The general rule in divorce cases is that service of process must be made in accordance with the statutes and that an entry of appearance without service is insufficient to bring in the party from whom the divorce is sought. The rationale of the rule is that the statutes applicable to divorce (Sections 11979 to 12003, inclusive, General Code) provide certain safeguards which must be given full recognition. Calvert v. Calvert, 130 Ohio St. 369, 199 N.E. 473. Yet where all the safeguards are present and operative in a given case, entry of appearance by the defendant is effectual to prevent dismissal for want of jurisdiction over his person; and when personal service, which though irregular is not quashed or sought to be quashed, is followed by entry of appearance, by filing an answer or by any other recognized step, all the safeguards are preserved. The irregular personal service gives notice and fixes the starting point of the six-week period as effectually as regular personal service; the entry of appearance during the time the irregular service remains unquashed brings the defendant into court; and there is no more danger of collusion than there would be if the service of process were regular in every respect. After all, collusion is a separate matter for determination in each case.

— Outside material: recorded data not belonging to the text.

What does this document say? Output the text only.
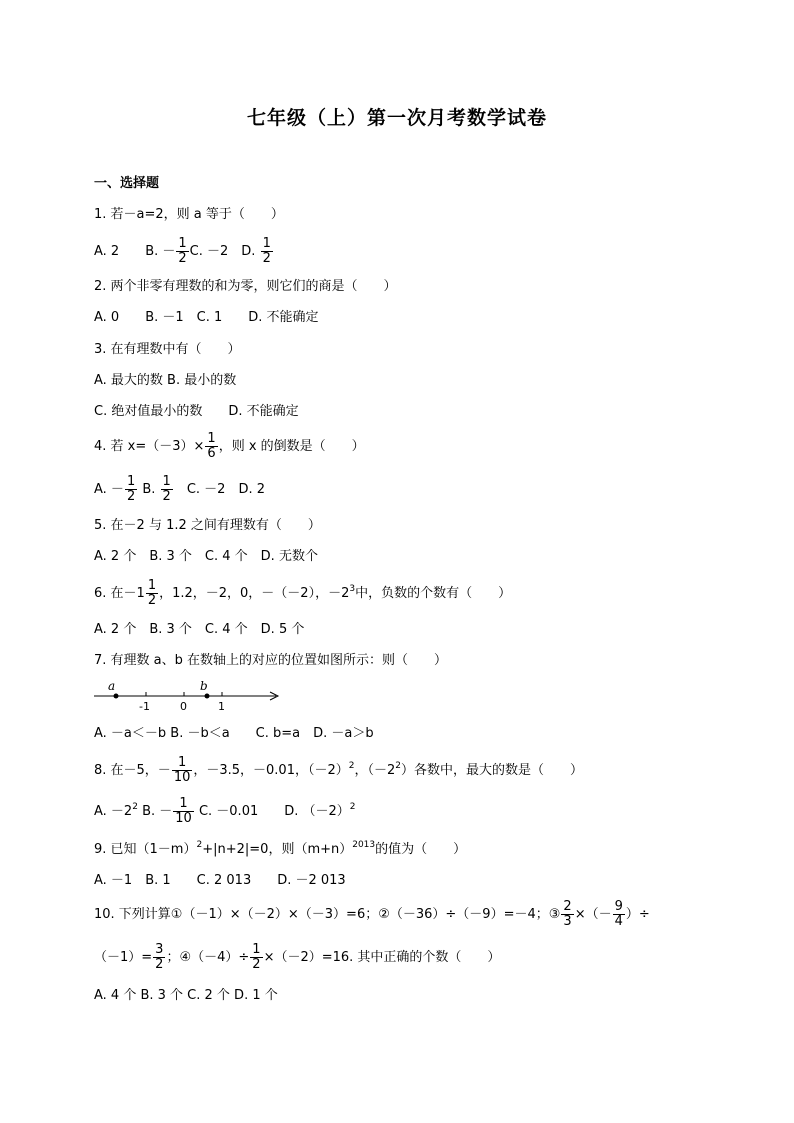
七年级（上）第一次月考数学试卷
一、选择题
1. 若－a=2，则 a 等于（　　）
A. 2　　B. － $\frac{1}{2} C$. －2　D. $\frac{1}{2}$
2. 两个非零有理数的和为零，则它们的商是（　　）
A. 0　　B. －1　C. 1　　D. 不能确定
3. 在有理数中有（　　）
A. 最大的数 B. 最小的数
C. 绝对值最小的数　　D. 不能确定
4. 若 $x=(-3)\times \frac{1}{6}$ ，则 x 的倒数是（　　）
A. － $\frac{1}{2} B$. $\frac{1}{2}$ 　C. －2　D. 2
5. 在－2 与 1.2 之间有理数有（　　）
A. 2 个　B. 3 个　C. 4 个　D. 无数个
6. 在$-1 \frac{1}{2}$ ，1.2，－2，0，－（－2），$-2^3$中，负数的个数有（　　）
A. 2 个　B. 3 个　C. 4 个　D. 5 个
7. 有理数 a、b 在数轴上的对应的位置如图所示：则（　　）
a	b
-1	0	1
A. －a＜－b B. －b＜a　　C. b=a　D. －a＞b
8. 在－5，－ $\frac{1}{10}$ ，－3.5，－0.01，$(-2)^2$，$(-2^2)$各数中，最大的数是（　　）
A. $-2^2$ B. － $\frac{1}{10} C$. －0.01　　D. $(-2)^2$
9. 已知$(1-m)^2+|n+2|=0$，则$(m+n)^{2013}$的值为（　　）
A. －1　B. 1　　C. 2 013　　D. －2 013
10. 下列计算①（－1）×（－2）×（－3）=6；②（－36）÷（－9）=－4；③ $\frac{2}{3}$ ×（－ $\frac{9}{4}$ ）÷
$(-1)= \frac{3}{2}$ ；④（－4）÷ $\frac{1}{2} \times(-2)=16$. 其中正确的个数（　　）
A. 4 个 B. 3 个 C. 2 个 D. 1 个
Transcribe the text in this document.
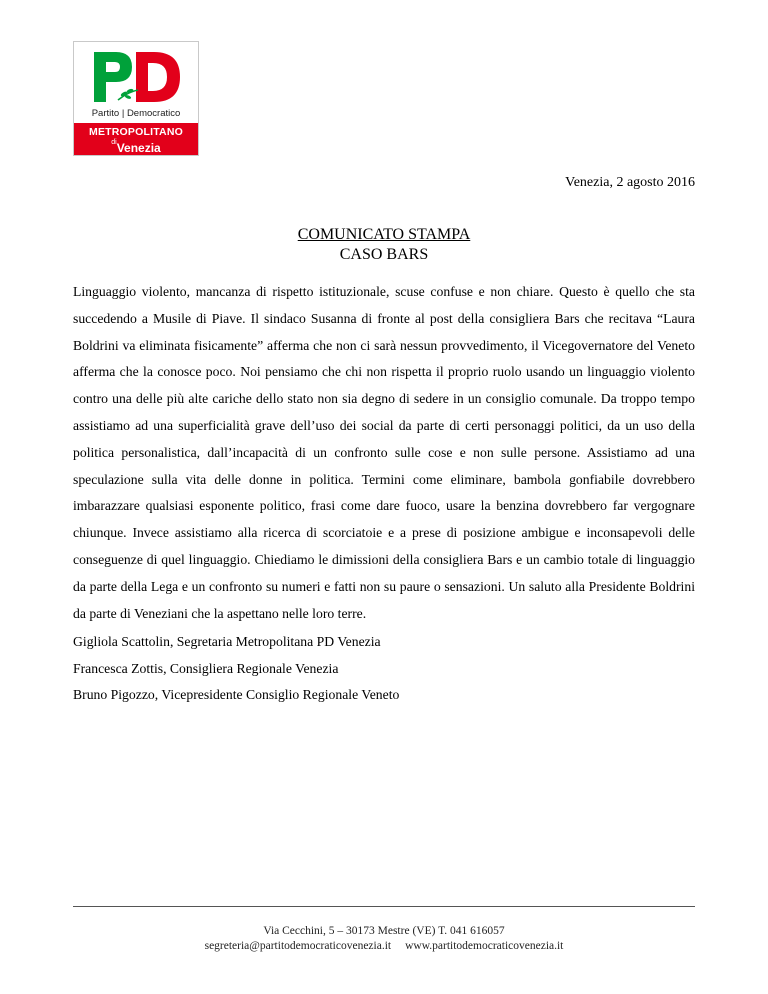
Partito | Democratico
METROPOLITANO
$^{di}$Venezia
Venezia, 2 agosto 2016
COMUNICATO STAMPA
CASO BARS

Linguaggio violento, mancanza di rispetto istituzionale, scuse confuse e non chiare. Questo è quello che sta succedendo a Musile di Piave. Il sindaco Susanna di fronte al post della consigliera Bars che recitava “Laura Boldrini va eliminata fisicamente” afferma che non ci sarà nessun provvedimento, il Vicegovernatore del Veneto afferma che la conosce poco. Noi pensiamo che chi non rispetta il proprio ruolo usando un linguaggio violento contro una delle più alte cariche dello stato non sia degno di sedere in un consiglio comunale. Da troppo tempo assistiamo ad una superficialità grave dell’uso dei social da parte di certi personaggi politici, da un uso della politica personalistica, dall’incapacità di un confronto sulle cose e non sulle persone. Assistiamo ad una speculazione sulla vita delle donne in politica. Termini come eliminare, bambola gonfiabile dovrebbero imbarazzare qualsiasi esponente politico, frasi come dare fuoco, usare la benzina dovrebbero far vergognare chiunque. Invece assistiamo alla ricerca di scorciatoie e a prese di posizione ambigue e inconsapevoli delle conseguenze di quel linguaggio. Chiediamo le dimissioni della consigliera Bars e un cambio totale di linguaggio da parte della Lega e un confronto su numeri e fatti non su paure o sensazioni. Un saluto alla Presidente Boldrini da parte di Veneziani che la aspettano nelle loro terre.

Gigliola Scattolin, Segretaria Metropolitana PD Venezia
Francesca Zottis, Consigliera Regionale Venezia
Bruno Pigozzo, Vicepresidente Consiglio Regionale Veneto
Via Cecchini, 5 – 30173 Mestre (VE) T. 041 616057
segreteria@partitodemocraticovenezia.it www.partitodemocraticovenezia.it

Under the circumstances of the instant case there was a substantial compliance with all protective requirements. With the safeguards present, it cannot logically be said that there was no jurisdiction of the person. A contrary position would not be in accord with accepted principles of jurisprudence.
This elaboration of principles is but a detailed explanation of the pronouncement in the syllabus in Tucker v. Tucker, 143 Ohio St. 658, 56 N.E.2d 202. The syllabus in that case reads thus:
"In an action for divorce, the court acquires jurisdiction of the defendant where he, after personal service irregularly made on him which is not quashed or sought by him to be quashed, files an answer in which is incorporated an entry of appearance, a waiver of issuance and service of summons, and a denial of material averments of the petition."
This court is satisfied with that rule, which is in accord with the weight of authority. It does not follow from what was stated in that syllabus, however, that a denial of material averments of the petition is essential to give jurisdiction of the person of the defendant. The allusion to such a denial merely served to hold the pronouncement to the facts of that particular case. Although the answer in the divorce case involved herein does not deny any material fact alleged in the petition, the legal aspects of the instant case are not thereby altered.
The case of State, ex rel. Haun, v. Hoffman, Judge, 145 Ohio St. 31, 60 N.E.2d 657, is distinguishable by the fact that there was no service whatever in the divorce action involved in that case.
For the purposes of the general demurrer, the facts alleged in the petition herein must be taken to be true. Since the allegations of the petition herein show that the essential facts in the divorce action involved in the instant case are parallel with those in the Tucker case, supra, so far as the question of jurisdiction of the person is concerned, the general demurrer to the petition is overruled and, the respondent not desiring to plead further, the writ of procedendo is allowed and judgment rendered accordingly in favor of the relatrix.
Writ allowed.
WEYGANDT, C.J., MATTHIAS and HART, JJ., concur.